Não há uma definição geral do que configura um LLM ou SLM, mas tudo se resume ao número de parâmetros, as configurações numéricas que fazem cada robô entender os dados em seu sistema. Os modelos grandes costumam ter centenas de bilhões de parâmetros, enquanto os menores ficam na casa das dezenas de bilhões ou mesmo nos milhões.

Um estudo recente de pesquisadores da Universidade Federal de Minas Gerais e da Universidade Federal de São João del Rei comparou diferentes modelos. E, embora os LLMs, possam ser de 7% a 26% mais efetivos do que os SLMs, eles conseguem esse resultado com custos computacionais muito maiores.

Os modelos menores, por sua vez, ganham em velocidade —eles são até 590 vezes mais rápidos. Esse dado, também chamado de latência, é crucial, já que existem aplicações que precisam de respostas em tempo real.

Além disso, o tamanho menor também permite, em tese, que o modelo ofereça funcionalidades offline, já que ele poderia realizar tarefas localmente em cada dispositivo, sem precisar enviar dados para a nuvem. Tudo isso ainda cria a possibilidade de levar a IA a regiões com maiores dificuldades econômicas.

Mesmo gigantes do mercado de IA vêm desenvolvendo modelos menores. O Google, por exemplo, tem a família de modelos Gemma, considerados um marco dessa virada e criados com a mesma pesquisa e tecnologia do Gemini. Há versões, como o Gemma2B, com 2 bilhões de parâmetros.
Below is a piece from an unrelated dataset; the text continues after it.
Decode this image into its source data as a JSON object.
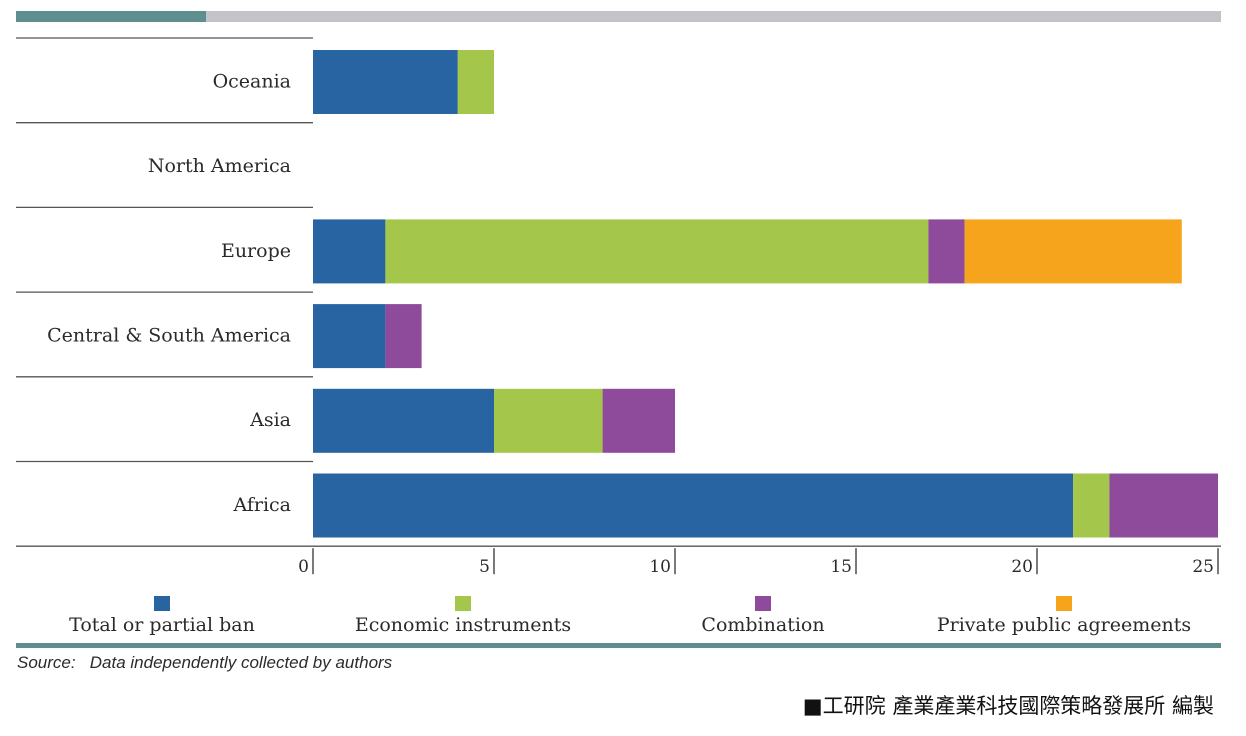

O cenário se repete em outras empresas: a Microsoft tem os modelos da família Phi, enquanto a Nvidia tem aqueles da família Nemotron-Nano, para ficar em alguns exemplos.
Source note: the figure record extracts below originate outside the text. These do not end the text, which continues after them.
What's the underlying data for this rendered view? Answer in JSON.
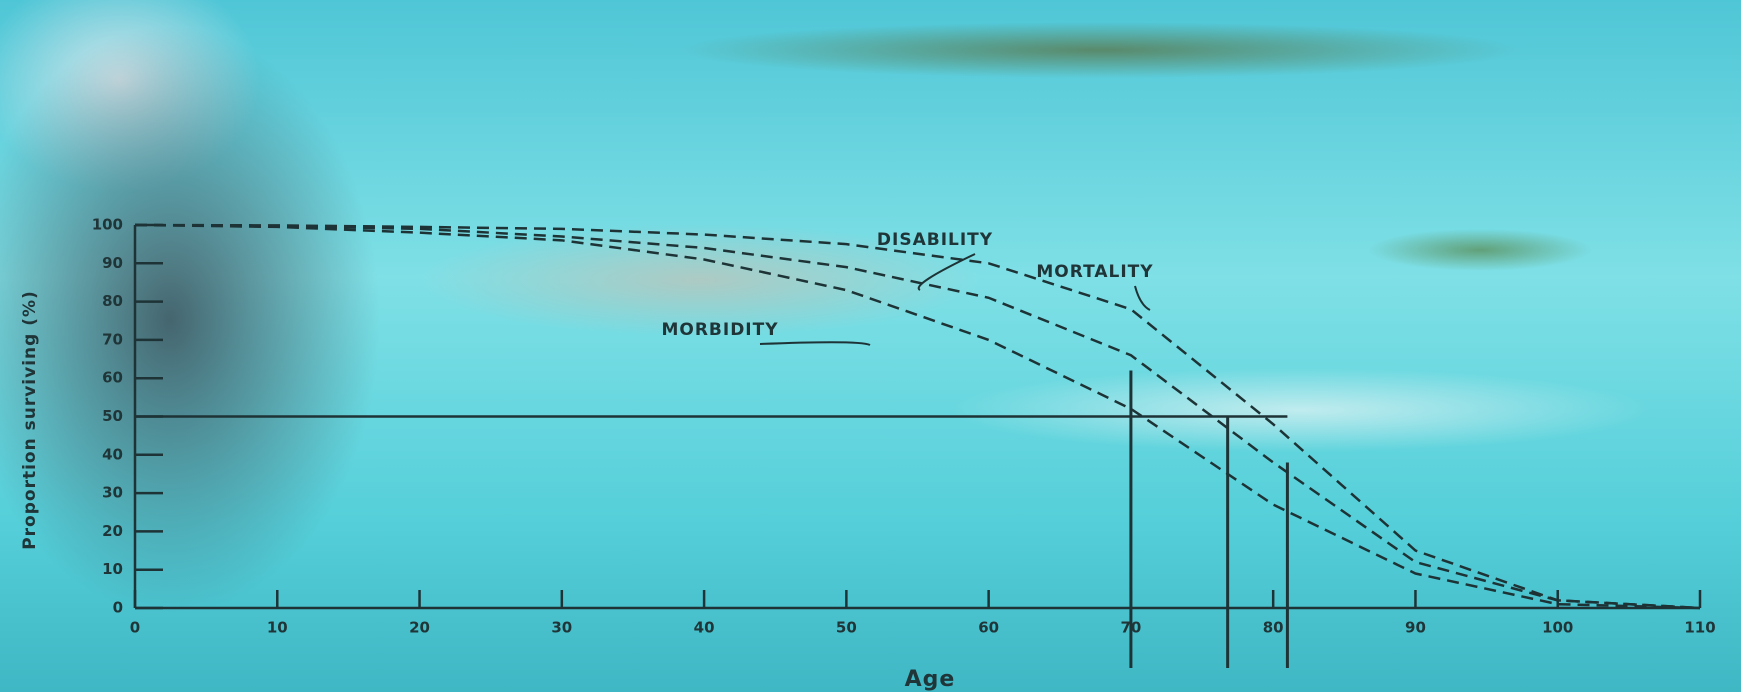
{
  "chart_data": {
    "type": "line",
    "y_label": "Proportion surviving (%)",
    "x_label": "Age",
    "x": [
      0,
      10,
      20,
      30,
      40,
      50,
      60,
      70,
      80,
      90,
      100,
      110
    ],
    "series": [
      {
        "name": "MORBIDITY",
        "color": "#1d3336",
        "values": [
          100,
          99.5,
          98,
          96,
          91,
          83,
          70,
          52,
          27,
          9,
          1,
          0
        ]
      },
      {
        "name": "DISABILITY",
        "color": "#1d3336",
        "values": [
          100,
          99.7,
          99,
          97,
          94,
          89,
          81,
          66,
          38,
          12,
          2,
          0
        ]
      },
      {
        "name": "MORTALITY",
        "color": "#1d3336",
        "values": [
          100,
          99.9,
          99.5,
          99,
          97.5,
          95,
          90,
          78,
          48,
          15,
          2,
          0
        ]
      }
    ],
    "reference_lines": [
      {
        "x": 70,
        "y": 62
      },
      {
        "x": 76.8,
        "y": 50
      },
      {
        "x": 81,
        "y": 38
      }
    ],
    "hline": 50,
    "xlim": [
      0,
      110
    ],
    "ylim": [
      0,
      100
    ],
    "xticks": [
      0,
      10,
      20,
      30,
      40,
      50,
      60,
      70,
      80,
      90,
      100,
      110
    ],
    "yticks": [
      0,
      10,
      20,
      30,
      40,
      50,
      60,
      70,
      80,
      90,
      100
    ]
  }
}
O estudo recente “State of the Art and Future Directions of Small Language Models”, de um grupo de pesquisadores da Itália, mostrou que o número de publicações acadêmicas sobre SLMs era quase nulo antes de 2023; e, de lá para cá, agora estão na casa das dezenas por ano.

A tendência no mercado não é de um tipo de modelo substituindo o outro. Para Bruno Garcia, gerente de dados e inteligência artificial da IBM, o cenário é de convivência entre diversos modelos, a depender de cada objetivo que se tenha.
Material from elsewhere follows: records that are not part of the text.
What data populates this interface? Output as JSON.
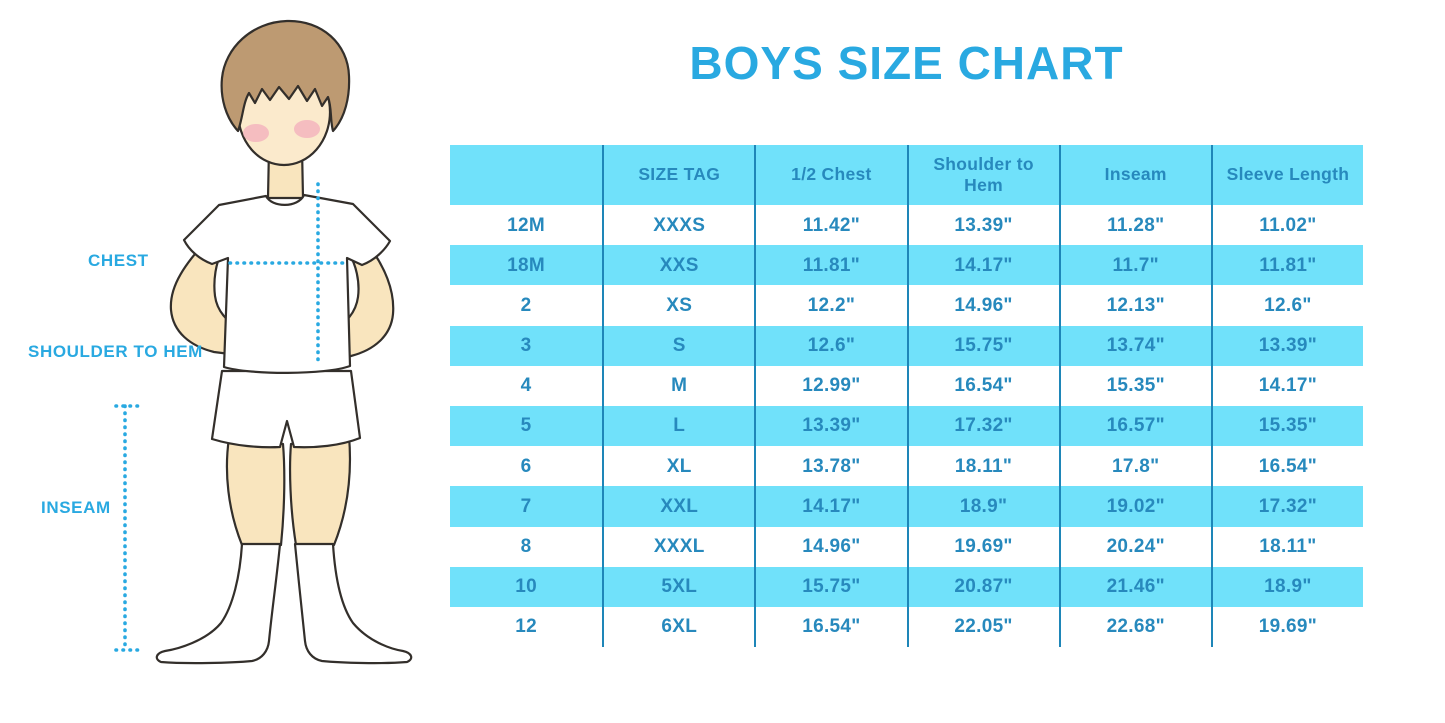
{
  "page": {
    "title": "BOYS SIZE CHART"
  },
  "theme": {
    "accent": "#29A9E1",
    "table_cyan": "#70E1FA",
    "table_divider": "#1E86B8",
    "table_text": "#2789BD",
    "outline": "#332F2B",
    "skin": "#F9E5BE",
    "face": "#FBEACC",
    "hair": "#BD9A72",
    "blush": "#F2A9BB",
    "page_bg": "#ffffff"
  },
  "figure": {
    "name": "boy-measurement-illustration",
    "labels": {
      "chest": "CHEST",
      "shoulder_to_hem": "SHOULDER TO HEM",
      "inseam": "INSEAM"
    }
  },
  "chart_data": {
    "type": "table",
    "title": "BOYS SIZE CHART",
    "columns": [
      "",
      "SIZE TAG",
      "1/2 Chest",
      "Shoulder to Hem",
      "Inseam",
      "Sleeve Length"
    ],
    "rows": [
      [
        "12M",
        "XXXS",
        "11.42\"",
        "13.39\"",
        "11.28\"",
        "11.02\""
      ],
      [
        "18M",
        "XXS",
        "11.81\"",
        "14.17\"",
        "11.7\"",
        "11.81\""
      ],
      [
        "2",
        "XS",
        "12.2\"",
        "14.96\"",
        "12.13\"",
        "12.6\""
      ],
      [
        "3",
        "S",
        "12.6\"",
        "15.75\"",
        "13.74\"",
        "13.39\""
      ],
      [
        "4",
        "M",
        "12.99\"",
        "16.54\"",
        "15.35\"",
        "14.17\""
      ],
      [
        "5",
        "L",
        "13.39\"",
        "17.32\"",
        "16.57\"",
        "15.35\""
      ],
      [
        "6",
        "XL",
        "13.78\"",
        "18.11\"",
        "17.8\"",
        "16.54\""
      ],
      [
        "7",
        "XXL",
        "14.17\"",
        "18.9\"",
        "19.02\"",
        "17.32\""
      ],
      [
        "8",
        "XXXL",
        "14.96\"",
        "19.69\"",
        "20.24\"",
        "18.11\""
      ],
      [
        "10",
        "5XL",
        "15.75\"",
        "20.87\"",
        "21.46\"",
        "18.9\""
      ],
      [
        "12",
        "6XL",
        "16.54\"",
        "22.05\"",
        "22.68\"",
        "19.69\""
      ]
    ],
    "layout": {
      "striped_rows": "alternating cyan starting with header",
      "grid": "vertical dividers only"
    }
  }
}
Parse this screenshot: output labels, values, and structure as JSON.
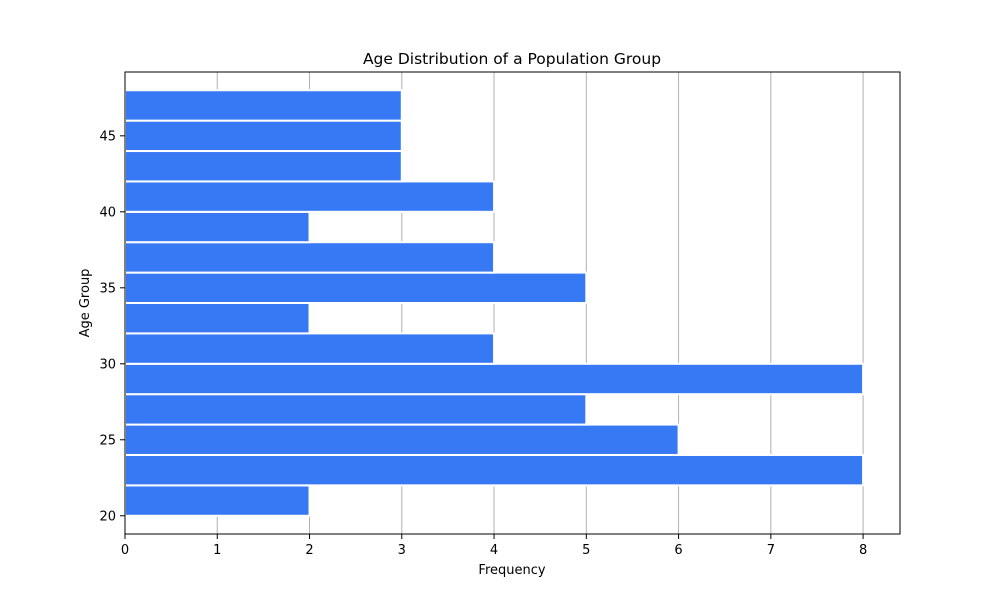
{
  "chart_data": {
    "type": "bar",
    "orientation": "horizontal",
    "title": "Age Distribution of a Population Group",
    "xlabel": "Frequency",
    "ylabel": "Age Group",
    "bins": [
      {
        "from": 20,
        "to": 22,
        "value": 2
      },
      {
        "from": 22,
        "to": 24,
        "value": 8
      },
      {
        "from": 24,
        "to": 26,
        "value": 6
      },
      {
        "from": 26,
        "to": 28,
        "value": 5
      },
      {
        "from": 28,
        "to": 30,
        "value": 8
      },
      {
        "from": 30,
        "to": 32,
        "value": 4
      },
      {
        "from": 32,
        "to": 34,
        "value": 2
      },
      {
        "from": 34,
        "to": 36,
        "value": 5
      },
      {
        "from": 36,
        "to": 38,
        "value": 4
      },
      {
        "from": 38,
        "to": 40,
        "value": 2
      },
      {
        "from": 40,
        "to": 42,
        "value": 4
      },
      {
        "from": 42,
        "to": 44,
        "value": 3
      },
      {
        "from": 44,
        "to": 46,
        "value": 3
      },
      {
        "from": 46,
        "to": 48,
        "value": 3
      }
    ],
    "xlim": [
      0,
      8.4
    ],
    "ylim": [
      18.8,
      49.2
    ],
    "xticks": [
      "0",
      "1",
      "2",
      "3",
      "4",
      "5",
      "6",
      "7",
      "8"
    ],
    "yticks": [
      "20",
      "25",
      "30",
      "35",
      "40",
      "45"
    ],
    "grid": "x-axis",
    "bar_color": "#3779F5",
    "grid_color": "#b0b0b0"
  }
}
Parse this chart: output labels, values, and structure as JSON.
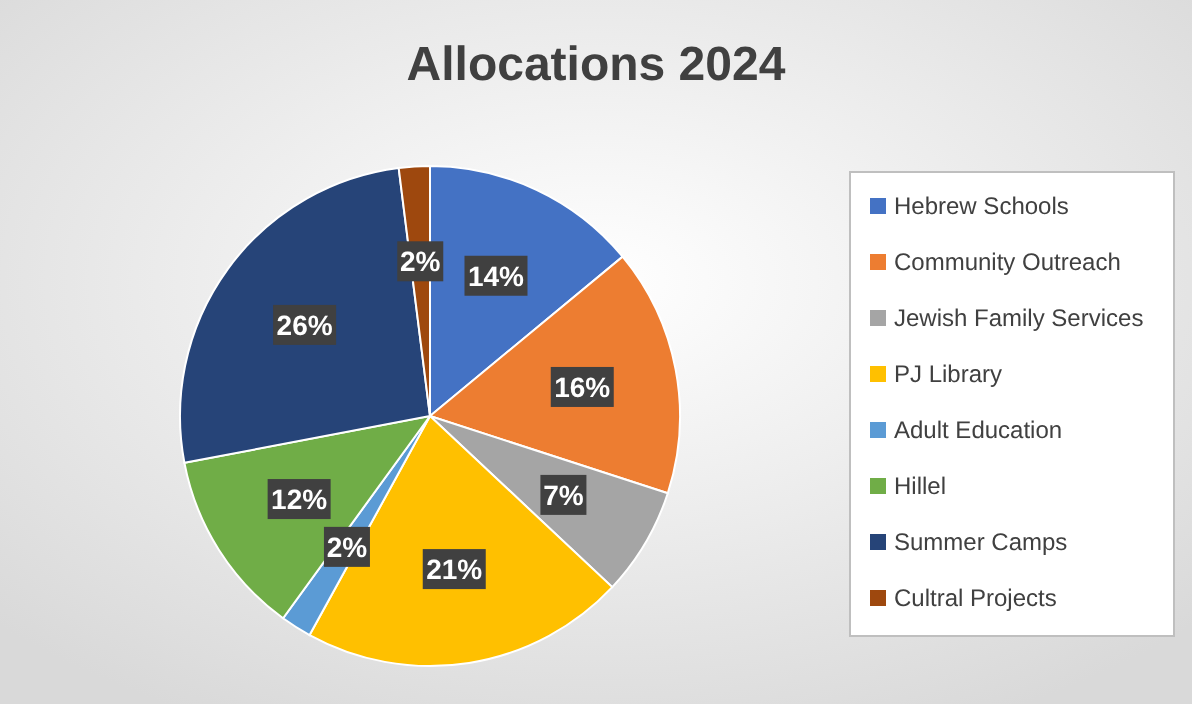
{
  "chart_data": {
    "type": "pie",
    "title": "Allocations 2024",
    "categories": [
      "Hebrew Schools",
      "Community Outreach",
      "Jewish Family Services",
      "PJ Library",
      "Adult Education",
      "Hillel",
      "Summer Camps",
      "Cultral Projects"
    ],
    "values": [
      14,
      16,
      7,
      21,
      2,
      12,
      26,
      2
    ],
    "value_labels": [
      "14%",
      "16%",
      "7%",
      "21%",
      "2%",
      "12%",
      "26%",
      "2%"
    ],
    "colors": [
      "#4472c4",
      "#ed7d31",
      "#a5a5a5",
      "#ffc000",
      "#5b9bd5",
      "#70ad47",
      "#264478",
      "#9e480e"
    ],
    "legend": "right"
  }
}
“Faço analogia com um time: nem tudo a gente resolve com um modelo só e nem sempre determinado modelo é o ideal”, diz ele. “Há modelos que trabalham melhor com texto, imagem, som, vídeo… Cada um vai ser especialista em algo.”

Garcia acredita que o mercado de IA deve buscar cada vez mais eficiência —e isso pode se refletir no tamanho dos modelos.

“É mais ou menos o que vivemos com os computadores do passado. Guardadas as devidas proporções, antes um computador ocupava uma sala; hoje, o recurso de hardware tem mais computação embarcada que o foguete que levou o homem à lua”, afirma. “A tendência é que os modelos ganhem eficiência.”

Os LLMs, obviamente, não são dispensáveis. Se existe uma aurora dos SLMs, isso só acontece porque antes os modelos maiores ganharam proeminência e promoveram o avanço tecnológico desse campo.

Além disso, é até possível criar um SLM do zero, mas o método comum usa os modelos grandes no treinamento dos menores —uma das principais ferramentas para isso é a destilação de LLMs.

“Isso significa que não necessariamente é mais barato, porque várias vezes você precisa do modelo grandão primeiro”, diz Lucas Smaira, chefe de pesquisa da VettoAI e ex-pesquisador do Google Deepmind.

Ele também não acredita em um cenário no qual os SLMs substituiriam os gigantes. Embora eles sirvam para resolver questões de produtividade, a pesquisa de ponta com foco em saltos tecnológicos envolve necessariamente os modelos mais ambiciosos.

“Substituir todo o trabalho de escritório não faz sentido economicamente, porque aí não haveria gente com dinheiro para gastar. A única coisa que faz sentido economicamente é desbravar tecnologia nova, e esse é o objetivo desse ‘boom’. Os LLMs vão continuar sendo a coisa mais difícil e valiosa, talvez só fiquem longe do consumidor por um tempo”, afirma.